Austin ist auch architektonisch interessant, es hat ein richtiges Zentrum. Die erste Stadt in der ich mich wohl fühle.

Kurz vor Austin hatte ich Probleme mit dem linken Knie - Schmerzen. Es geht im "Texas Hill County" Hügel hoch und runter, meist so sechs bis acht Prozent Steigung. Hier trainierte Lance Armstrong, der soll in Austin auch einen Radladen besitzen.
Östlich von Austin wird die Gegend sehr "europäisch" dort wohnen viele deutschstämmige Leute. Mit einigen komme ich auch ins Gespräch, in einem Laden liegt ein Buch aus, in dem sich alle Southern-Tier-Fahrer eintragen können. Ab jetzt werden die Abstände zwischen den Orten geringer, statt Rancher mit riesige Gebieten gibt es kleinere Ranches und viele Farmen.

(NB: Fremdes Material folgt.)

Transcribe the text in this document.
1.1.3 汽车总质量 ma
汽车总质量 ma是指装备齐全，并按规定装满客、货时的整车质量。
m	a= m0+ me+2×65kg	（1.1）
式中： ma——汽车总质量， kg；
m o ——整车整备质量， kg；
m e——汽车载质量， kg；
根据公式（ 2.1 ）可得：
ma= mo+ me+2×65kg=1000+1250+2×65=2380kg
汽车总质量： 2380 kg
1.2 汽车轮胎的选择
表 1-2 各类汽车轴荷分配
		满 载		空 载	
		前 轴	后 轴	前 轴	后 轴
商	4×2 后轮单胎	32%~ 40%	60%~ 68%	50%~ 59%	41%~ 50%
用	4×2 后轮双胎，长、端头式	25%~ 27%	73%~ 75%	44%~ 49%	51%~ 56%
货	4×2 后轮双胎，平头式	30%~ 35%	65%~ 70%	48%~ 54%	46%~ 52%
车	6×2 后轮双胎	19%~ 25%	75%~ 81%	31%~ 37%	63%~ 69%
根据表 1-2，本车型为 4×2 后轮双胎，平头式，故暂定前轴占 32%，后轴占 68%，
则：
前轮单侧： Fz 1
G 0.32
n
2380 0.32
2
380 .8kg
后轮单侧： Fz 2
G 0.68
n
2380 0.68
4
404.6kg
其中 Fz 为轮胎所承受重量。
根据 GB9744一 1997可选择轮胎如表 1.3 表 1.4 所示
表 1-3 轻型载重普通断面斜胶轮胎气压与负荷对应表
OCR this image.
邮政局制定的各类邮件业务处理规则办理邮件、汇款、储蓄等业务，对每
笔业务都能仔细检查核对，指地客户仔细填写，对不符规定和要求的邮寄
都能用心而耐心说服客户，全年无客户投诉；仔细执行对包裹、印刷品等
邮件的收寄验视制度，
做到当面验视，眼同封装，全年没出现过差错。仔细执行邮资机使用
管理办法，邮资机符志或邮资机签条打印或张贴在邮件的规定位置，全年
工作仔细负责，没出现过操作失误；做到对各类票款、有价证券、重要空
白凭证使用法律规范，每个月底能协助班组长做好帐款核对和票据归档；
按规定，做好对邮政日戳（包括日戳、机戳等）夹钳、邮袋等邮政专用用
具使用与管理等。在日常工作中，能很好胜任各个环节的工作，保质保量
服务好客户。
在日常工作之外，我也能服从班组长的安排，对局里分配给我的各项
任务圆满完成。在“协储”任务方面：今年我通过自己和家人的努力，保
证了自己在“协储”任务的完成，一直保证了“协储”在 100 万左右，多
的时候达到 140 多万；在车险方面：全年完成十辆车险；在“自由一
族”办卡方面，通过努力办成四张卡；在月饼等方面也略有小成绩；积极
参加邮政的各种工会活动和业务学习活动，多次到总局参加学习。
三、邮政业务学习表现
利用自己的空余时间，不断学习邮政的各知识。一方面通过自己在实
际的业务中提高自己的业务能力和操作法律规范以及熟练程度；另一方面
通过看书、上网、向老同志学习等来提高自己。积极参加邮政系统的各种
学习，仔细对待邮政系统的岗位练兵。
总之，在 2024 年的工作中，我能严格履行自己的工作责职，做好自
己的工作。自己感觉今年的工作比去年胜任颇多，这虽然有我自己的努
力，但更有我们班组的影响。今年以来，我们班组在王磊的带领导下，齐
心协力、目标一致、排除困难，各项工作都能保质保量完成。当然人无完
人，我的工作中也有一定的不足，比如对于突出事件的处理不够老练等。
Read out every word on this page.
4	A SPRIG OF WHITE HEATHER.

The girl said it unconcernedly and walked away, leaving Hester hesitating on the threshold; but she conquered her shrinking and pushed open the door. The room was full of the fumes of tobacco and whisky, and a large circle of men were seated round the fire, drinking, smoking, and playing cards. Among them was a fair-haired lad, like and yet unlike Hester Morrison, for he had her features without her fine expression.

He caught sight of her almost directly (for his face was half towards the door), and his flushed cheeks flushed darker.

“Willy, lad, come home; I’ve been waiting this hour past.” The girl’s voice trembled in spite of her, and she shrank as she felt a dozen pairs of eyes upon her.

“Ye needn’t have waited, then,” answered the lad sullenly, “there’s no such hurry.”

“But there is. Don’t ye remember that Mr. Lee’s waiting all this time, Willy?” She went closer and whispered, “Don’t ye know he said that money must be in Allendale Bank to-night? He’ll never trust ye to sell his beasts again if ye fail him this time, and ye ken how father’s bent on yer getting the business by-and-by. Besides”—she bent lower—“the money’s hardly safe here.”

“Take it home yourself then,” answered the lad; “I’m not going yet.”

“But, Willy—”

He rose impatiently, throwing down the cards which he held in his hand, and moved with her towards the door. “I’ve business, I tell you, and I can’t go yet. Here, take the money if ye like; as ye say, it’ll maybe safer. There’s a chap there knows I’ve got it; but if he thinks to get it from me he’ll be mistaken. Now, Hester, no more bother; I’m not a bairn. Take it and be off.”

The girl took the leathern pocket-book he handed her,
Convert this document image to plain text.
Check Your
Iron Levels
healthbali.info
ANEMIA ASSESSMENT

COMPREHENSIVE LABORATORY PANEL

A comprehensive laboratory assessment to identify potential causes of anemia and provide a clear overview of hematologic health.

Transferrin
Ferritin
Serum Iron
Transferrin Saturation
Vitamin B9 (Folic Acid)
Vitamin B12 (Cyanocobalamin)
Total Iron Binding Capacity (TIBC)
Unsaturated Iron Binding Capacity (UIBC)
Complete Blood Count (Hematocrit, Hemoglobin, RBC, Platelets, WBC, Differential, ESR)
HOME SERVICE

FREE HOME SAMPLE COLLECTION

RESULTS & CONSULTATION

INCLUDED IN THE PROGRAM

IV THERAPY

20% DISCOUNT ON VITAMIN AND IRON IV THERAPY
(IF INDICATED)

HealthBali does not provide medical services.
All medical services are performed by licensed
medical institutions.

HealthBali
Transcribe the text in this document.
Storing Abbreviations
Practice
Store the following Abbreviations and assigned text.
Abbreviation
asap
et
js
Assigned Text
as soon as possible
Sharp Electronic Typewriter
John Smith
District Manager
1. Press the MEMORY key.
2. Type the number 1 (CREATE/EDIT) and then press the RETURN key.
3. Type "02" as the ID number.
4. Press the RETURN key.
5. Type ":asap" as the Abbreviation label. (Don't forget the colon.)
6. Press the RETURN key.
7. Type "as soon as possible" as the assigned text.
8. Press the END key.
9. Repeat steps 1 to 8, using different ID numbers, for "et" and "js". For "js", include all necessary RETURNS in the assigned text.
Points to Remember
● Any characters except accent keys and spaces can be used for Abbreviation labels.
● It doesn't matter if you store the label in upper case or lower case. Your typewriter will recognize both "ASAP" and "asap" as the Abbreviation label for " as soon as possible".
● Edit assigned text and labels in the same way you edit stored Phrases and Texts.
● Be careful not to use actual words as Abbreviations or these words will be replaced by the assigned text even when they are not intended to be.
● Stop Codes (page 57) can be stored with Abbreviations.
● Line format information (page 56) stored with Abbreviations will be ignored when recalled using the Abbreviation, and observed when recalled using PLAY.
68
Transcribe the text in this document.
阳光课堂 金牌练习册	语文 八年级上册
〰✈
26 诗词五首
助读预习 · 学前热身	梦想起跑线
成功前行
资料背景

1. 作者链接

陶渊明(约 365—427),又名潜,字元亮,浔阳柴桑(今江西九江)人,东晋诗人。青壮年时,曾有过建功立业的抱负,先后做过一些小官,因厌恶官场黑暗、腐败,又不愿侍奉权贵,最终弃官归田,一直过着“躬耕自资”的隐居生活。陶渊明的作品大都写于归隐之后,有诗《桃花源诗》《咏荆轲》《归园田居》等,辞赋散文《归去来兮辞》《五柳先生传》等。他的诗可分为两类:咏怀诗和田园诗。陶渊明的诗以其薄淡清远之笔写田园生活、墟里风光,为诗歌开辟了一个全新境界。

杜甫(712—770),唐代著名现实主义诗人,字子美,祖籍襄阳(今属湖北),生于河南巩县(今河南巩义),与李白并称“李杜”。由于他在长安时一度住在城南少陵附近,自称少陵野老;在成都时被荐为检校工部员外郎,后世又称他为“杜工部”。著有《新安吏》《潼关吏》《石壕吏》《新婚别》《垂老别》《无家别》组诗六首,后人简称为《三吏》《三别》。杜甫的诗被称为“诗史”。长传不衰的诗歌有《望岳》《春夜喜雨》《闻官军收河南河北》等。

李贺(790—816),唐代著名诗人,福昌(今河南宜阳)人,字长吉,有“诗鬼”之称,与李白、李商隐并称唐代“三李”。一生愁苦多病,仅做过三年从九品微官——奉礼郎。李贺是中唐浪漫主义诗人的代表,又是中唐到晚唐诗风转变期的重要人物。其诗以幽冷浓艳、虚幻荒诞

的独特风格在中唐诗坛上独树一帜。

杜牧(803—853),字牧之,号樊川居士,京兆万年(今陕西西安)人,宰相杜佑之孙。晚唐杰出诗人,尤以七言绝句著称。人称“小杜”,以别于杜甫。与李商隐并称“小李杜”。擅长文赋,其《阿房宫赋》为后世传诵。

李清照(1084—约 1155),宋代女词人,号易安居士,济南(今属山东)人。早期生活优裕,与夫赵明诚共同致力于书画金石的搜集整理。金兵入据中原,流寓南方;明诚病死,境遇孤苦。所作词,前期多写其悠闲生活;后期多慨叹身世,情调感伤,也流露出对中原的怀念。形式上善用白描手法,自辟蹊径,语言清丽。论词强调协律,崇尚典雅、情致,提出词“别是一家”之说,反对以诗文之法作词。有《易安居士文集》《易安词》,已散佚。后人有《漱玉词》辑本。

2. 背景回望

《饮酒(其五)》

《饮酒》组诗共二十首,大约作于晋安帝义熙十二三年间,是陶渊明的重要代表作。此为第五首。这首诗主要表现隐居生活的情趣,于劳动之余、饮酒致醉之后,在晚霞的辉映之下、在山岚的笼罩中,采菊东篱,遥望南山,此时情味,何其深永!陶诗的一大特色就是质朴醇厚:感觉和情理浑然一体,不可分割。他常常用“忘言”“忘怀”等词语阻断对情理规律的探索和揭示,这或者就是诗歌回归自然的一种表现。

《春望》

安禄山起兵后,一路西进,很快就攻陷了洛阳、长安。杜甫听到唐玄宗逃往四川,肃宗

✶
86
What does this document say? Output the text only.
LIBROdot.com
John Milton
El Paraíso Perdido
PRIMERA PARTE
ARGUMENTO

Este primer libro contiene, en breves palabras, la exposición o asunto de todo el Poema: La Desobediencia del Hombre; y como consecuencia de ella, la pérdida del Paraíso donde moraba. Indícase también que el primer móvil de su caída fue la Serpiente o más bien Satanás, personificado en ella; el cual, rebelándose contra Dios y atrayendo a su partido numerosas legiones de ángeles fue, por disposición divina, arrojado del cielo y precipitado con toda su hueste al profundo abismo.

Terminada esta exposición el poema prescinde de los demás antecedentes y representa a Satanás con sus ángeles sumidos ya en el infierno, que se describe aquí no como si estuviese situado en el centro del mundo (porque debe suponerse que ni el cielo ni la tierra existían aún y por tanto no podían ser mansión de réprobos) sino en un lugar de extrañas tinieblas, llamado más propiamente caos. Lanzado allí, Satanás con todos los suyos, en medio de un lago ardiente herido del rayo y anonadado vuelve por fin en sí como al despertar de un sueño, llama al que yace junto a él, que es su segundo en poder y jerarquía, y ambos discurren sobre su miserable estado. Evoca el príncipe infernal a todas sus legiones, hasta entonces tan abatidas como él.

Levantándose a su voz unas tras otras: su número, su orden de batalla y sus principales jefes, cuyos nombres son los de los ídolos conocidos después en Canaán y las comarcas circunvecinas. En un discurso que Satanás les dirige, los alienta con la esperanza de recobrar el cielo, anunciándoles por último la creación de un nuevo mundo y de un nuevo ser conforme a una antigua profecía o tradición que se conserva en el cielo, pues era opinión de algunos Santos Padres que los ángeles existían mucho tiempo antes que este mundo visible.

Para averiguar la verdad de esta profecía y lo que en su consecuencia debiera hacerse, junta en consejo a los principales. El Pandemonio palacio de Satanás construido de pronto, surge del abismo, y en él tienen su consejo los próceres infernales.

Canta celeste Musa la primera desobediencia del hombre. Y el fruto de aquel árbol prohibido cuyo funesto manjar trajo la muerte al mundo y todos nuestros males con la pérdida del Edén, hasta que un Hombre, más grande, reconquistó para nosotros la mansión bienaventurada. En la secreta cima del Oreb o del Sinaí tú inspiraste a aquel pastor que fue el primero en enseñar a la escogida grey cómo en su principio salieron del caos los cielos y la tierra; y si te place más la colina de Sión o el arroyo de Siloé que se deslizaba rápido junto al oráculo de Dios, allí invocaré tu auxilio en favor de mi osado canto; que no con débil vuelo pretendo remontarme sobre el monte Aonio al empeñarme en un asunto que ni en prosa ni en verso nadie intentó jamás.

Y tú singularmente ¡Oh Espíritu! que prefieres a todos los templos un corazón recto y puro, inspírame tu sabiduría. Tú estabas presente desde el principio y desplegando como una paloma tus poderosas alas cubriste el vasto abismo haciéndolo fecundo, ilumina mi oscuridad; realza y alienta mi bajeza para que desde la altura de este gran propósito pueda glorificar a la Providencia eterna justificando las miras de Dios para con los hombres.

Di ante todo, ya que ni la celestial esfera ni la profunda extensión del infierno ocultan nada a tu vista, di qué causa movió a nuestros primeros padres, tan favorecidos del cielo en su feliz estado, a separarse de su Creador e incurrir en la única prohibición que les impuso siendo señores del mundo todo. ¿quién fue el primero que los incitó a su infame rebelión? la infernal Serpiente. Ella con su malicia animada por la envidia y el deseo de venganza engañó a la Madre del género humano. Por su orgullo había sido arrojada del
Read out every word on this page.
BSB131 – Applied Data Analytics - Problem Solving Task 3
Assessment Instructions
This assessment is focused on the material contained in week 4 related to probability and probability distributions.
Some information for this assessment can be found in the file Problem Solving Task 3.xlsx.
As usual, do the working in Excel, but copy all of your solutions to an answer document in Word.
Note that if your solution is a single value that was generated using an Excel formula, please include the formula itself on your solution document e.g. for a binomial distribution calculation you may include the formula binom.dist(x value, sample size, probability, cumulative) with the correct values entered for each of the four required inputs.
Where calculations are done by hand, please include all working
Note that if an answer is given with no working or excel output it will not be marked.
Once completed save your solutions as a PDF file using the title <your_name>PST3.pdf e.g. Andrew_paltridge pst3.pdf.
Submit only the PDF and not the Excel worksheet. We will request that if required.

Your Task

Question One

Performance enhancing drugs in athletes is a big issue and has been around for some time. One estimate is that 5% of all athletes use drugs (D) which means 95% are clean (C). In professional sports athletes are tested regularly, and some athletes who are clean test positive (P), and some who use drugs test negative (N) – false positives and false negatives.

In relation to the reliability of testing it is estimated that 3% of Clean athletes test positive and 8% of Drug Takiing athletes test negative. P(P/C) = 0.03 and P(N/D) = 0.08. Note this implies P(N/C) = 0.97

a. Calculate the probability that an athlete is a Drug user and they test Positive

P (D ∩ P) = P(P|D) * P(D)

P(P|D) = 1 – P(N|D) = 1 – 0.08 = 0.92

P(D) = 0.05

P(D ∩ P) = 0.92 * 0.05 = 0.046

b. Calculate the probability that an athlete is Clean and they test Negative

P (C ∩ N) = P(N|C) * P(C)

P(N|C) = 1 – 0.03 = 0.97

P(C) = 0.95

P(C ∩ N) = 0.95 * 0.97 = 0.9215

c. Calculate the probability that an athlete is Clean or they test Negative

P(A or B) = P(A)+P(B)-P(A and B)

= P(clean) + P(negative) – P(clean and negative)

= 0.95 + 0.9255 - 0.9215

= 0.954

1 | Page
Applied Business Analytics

In Austin habe ich den größten Fehler auf der Fahrt gemacht und im Rückblick meiner persönlichen Jahresbilanz den größten für 2011: Eine Mahlzeit bei Church Chicken gekauft. Das ist eine Kette, die Läden gibt es fast an jeder Ecke - wie McDonald's. Bei meiner Ankunft in Austin bin ich an keinem Geschäft vorbeigekommen, der Hunger war groß, alle Vorräte aufgebraucht - deshalb habe ich Chicken bei Church gekauft.
Wobei man das frittierte Zeug gar nicht Mahlzeit nennen soll, das ist einfach Dreck. Drei "Teile" für drei Dollar, fett panierte Hähnchenflügel oder Beine, darunter glibberiges Fleisch. Mein Körper hat sich beim Essen heftig gewehrt, das zweite Stück hat noch der Hunger rein und der Geiz runter gebracht, das dritte habe ich weggeworfen. Ein anderer Käufer am Imbiss hatte sich beschwert, das bei seiner Tüte mit ungefähr einem Dutzend dieser Teile eins gefehlt hätte. Der Mann war übergewichtig und sah auch ungesund aus, wie viele Amis: Industriefraß, Softdrinks, Alkohol, wenig Bewegung...
Gestern habe ich im Bestseller "Tiere essen" von Foer gelesen, wie die Hühner in den USA gehalten und geschlachtet werden - widerlich.


Louisiana:
Sofort nach der Staatsgrenze habe ich einen Volltreffer: Ein Nagel ist ins Hinterrad rein und wieder raus. Zwei große Löcher im Schlauch...
Dann folgt ein kleiner Laden mit Obst und Gemüse von örtlichen Farmen. Ich gehe rein, weil ich so etwas gern unterstütze. Die Frau an der Kasse schenkt mir meinen Einkauf - so zwei Dollar - weil ich Radler bin. Zum einen sind viele Amis sehr großzügig und verschenken oft Essen, zum anderen gelten Radler auch als arme Leute...
Kurz darauf führe ich an der Tourist-Info des Staates eines meiner vielen Gespräche: Der Einheimische sagt, dass sich Louisiana von den UA abspalten sollte: "In spätestens zehn Jahren haben wir Bürgerkrieg in den USA. Und der beginnt dann, wenn sie uns unsere Waffen wegnehmen wollen!" Er ist - wie fast alle Amis, mit denen ich geredet hatte - pessimistisch für die Zukunft der Vereinigten Staaten. Der Optimismus, der mal typisch für die Einwohner war (auch in Krisen!) scheint verflogen. Mehr zu dieser und anderen Begegnungen in meinem Buch...
In Louisiana ist die Kommunikation schwierig - die französischstämmigen Einwohner sprechen ein unverständliches Englisch, mit dem auch andere Amerikaner Schwierigkeiten haben. Und ab jetzt gibt es viele Flüsschen, Sümpfe, Wald, stehendes Wasser - Mücken, Mücken, Mücken. Oft flüchte ich bis Florida ins Zelt, weil die Stiche kaum auszuhalten ist. Dazu beißen mir rote Ameisen in die Füße, wen ich nur Latschen anhabe. Die juckenden roten Stellen heilen teilweise erst nach einen Monat!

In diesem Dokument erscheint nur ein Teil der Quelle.